If you do even one of activity #3, there's no point in doing optimizations typical to activities #1 and #2 like optimizing threading libraries - they're completely overshadowed by the disk hit. Same for CPU tricks - if you're constantly incurring L2/L3 cache misses, sparing a few CPU cycles by hand-writing assembly isn't worth it (which is why things like loop unrolling are usually a bad idea these days).

So, what can we derive from this? There are two ways to make your program faster, either move up from #3 to #2 (which isn't often possible, depending on what you're doing), or by doing less I/O. I/O and network speed is the rate-limiting factor in most modern applications, and that's what you should be trying to optimize.

Ana Betts
  • 73,868
  • 16
  • 141
  • 209
  • 8
    Another way to make the program faster is to perform the IO in a *smarter* way. For example, with classical HDDs, it's often faster to *not* perform IO in parallel, because it leads to more seeking (which is slow). – svick Apr 17 '13 at 10:28
  • 4
    ^^ This is a good idea too. It's fairly easy to detect an SSD via measuring the speed of a sequential read, measuring the speed of reading random sectors on disk, then comparing the variance. If they're similar, you've got an SSD – Ana Betts Apr 21 '13 at 22:40
  • 3
    @svick I think this is wrong as parallel IO is faster, because of the use of SCAN and elevator algorithms will actually be able to schedule better the reads – yoel halb Jun 16 '14 at 17:40
  • I think you are incorrect, because two explicit sets of sequential reads to disparate places will always have less seeks than parallel access to both places, even if you're rearranging I/O – Ana Betts Jun 16 '14 at 22:21
  • 1
    Brilliant article. I can also add that hardware has a big effect on #3. A standard spinning HD might do 100 IOPS (I/O per second), a mid range SSD might do 6,000 IOPS, and a high end PCI Express based SSD might do somewhere between 100,000 IOPS and 10 million IOPS. And readers 20 years in the future will laugh patronisingly at these numbers. – Contango Oct 29 '15 at 15:04
25

Any performance difference between these options would be inconsequential in the face of "a ton of network and disk I/O".

A better question to ask is "which option is easiest to learn and develop with?" Or "which option would be best to maintain this code with five years from now?" And for that I would suggest async first, or Dataflow or Rx if your logic is better represented as a stream.

Stephen Cleary
  • 437,863
  • 77
  • 675
  • 810
16

It's an older question, but for anyone reading this...

It depends. If you try to saturate 1Gbps link with 50B messages, you will be CPU bound even with simple non-blocking send over raw sockets. If, on the other hand, you are happy with 1Mbps throughput or your messages are larger than 10KB, any of these frameworks will do the job.

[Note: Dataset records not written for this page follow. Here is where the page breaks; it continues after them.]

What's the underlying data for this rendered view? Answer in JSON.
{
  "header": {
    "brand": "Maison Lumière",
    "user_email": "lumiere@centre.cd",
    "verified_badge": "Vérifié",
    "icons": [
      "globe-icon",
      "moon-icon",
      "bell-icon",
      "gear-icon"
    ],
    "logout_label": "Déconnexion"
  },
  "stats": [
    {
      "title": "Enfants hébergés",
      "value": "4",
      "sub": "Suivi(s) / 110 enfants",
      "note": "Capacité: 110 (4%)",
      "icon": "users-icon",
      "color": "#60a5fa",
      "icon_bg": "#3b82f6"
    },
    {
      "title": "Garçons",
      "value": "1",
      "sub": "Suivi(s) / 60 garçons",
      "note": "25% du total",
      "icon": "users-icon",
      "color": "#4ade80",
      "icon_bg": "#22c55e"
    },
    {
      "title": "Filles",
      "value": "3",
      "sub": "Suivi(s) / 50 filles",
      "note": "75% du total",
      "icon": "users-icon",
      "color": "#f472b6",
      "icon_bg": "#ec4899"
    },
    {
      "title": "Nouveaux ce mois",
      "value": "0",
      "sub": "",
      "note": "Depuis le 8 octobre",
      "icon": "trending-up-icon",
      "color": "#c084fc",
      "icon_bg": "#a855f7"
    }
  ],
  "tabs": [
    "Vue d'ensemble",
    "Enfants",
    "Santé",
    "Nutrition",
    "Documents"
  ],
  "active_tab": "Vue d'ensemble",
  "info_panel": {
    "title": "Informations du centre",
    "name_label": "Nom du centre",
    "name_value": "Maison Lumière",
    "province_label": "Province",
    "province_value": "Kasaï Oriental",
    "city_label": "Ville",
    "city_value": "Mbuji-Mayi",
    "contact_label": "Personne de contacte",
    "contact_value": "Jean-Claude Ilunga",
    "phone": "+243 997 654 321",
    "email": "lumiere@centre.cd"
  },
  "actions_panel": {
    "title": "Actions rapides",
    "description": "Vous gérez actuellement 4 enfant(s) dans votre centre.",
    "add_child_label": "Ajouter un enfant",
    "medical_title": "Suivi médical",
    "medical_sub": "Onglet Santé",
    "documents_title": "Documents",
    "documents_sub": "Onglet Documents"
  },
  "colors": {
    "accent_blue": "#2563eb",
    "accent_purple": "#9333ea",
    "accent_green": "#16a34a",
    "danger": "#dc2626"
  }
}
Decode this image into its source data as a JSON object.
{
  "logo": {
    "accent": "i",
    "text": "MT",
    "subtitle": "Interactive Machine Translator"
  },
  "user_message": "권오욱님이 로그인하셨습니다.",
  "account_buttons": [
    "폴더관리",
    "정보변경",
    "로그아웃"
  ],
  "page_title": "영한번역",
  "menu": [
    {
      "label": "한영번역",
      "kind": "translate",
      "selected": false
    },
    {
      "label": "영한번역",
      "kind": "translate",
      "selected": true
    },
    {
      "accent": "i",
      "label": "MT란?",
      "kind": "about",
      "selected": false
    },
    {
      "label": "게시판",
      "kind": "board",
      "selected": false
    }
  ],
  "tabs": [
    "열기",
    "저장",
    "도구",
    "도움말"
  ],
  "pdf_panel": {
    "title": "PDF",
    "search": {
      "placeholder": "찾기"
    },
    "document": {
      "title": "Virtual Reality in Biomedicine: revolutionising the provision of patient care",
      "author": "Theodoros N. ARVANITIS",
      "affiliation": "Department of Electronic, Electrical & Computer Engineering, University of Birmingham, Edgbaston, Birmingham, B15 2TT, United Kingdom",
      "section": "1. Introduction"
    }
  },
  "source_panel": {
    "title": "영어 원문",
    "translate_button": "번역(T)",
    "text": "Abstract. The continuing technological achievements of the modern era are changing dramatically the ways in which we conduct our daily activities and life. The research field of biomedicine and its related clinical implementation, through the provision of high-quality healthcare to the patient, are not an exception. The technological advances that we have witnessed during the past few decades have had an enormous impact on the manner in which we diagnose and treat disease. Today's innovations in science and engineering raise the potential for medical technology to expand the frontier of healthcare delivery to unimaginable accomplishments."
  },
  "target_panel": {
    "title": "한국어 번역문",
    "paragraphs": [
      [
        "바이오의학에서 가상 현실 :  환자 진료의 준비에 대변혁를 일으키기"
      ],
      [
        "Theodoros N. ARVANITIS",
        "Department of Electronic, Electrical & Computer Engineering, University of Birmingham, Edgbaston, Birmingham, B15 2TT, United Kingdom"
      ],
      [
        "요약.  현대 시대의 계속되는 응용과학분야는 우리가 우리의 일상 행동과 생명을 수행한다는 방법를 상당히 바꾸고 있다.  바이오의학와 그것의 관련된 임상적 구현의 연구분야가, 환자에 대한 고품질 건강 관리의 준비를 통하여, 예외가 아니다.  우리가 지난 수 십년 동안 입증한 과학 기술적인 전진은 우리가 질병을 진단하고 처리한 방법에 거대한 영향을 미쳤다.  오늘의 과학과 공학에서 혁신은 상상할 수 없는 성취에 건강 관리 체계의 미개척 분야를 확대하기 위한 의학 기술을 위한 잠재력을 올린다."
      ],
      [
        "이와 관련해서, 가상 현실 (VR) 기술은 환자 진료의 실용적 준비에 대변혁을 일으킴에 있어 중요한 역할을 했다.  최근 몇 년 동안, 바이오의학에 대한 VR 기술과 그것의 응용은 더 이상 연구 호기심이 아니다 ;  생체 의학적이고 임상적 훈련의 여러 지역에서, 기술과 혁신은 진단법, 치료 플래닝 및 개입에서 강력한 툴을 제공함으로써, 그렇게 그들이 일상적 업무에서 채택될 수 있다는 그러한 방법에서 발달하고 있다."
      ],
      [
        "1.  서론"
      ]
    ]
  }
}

For low-bandwidth situations, I would recommend to prioritize by ease of use, i.e. async/await, Dataflow, Rx, TPL in this order. Note that high-bandwidth application should be prototyped as if it is low-bandwidth and optimized later.

For true high-bandwidth application, I can recommend Dataflow over Rx, because Rx is not designed for high concurrency. Raw TPL is the bottom layer, which guarantees the lowest overhead if you can handle the complexity. If you can make efficient use of dedicated threads, then that would be even faster. Async/await vs. Dataflow IMO doesn't make any performance difference. The overhead seems comparable, so choose one that's a better fit.

Robert Važan
  • 3,399
  • 2
  • 25
  • 31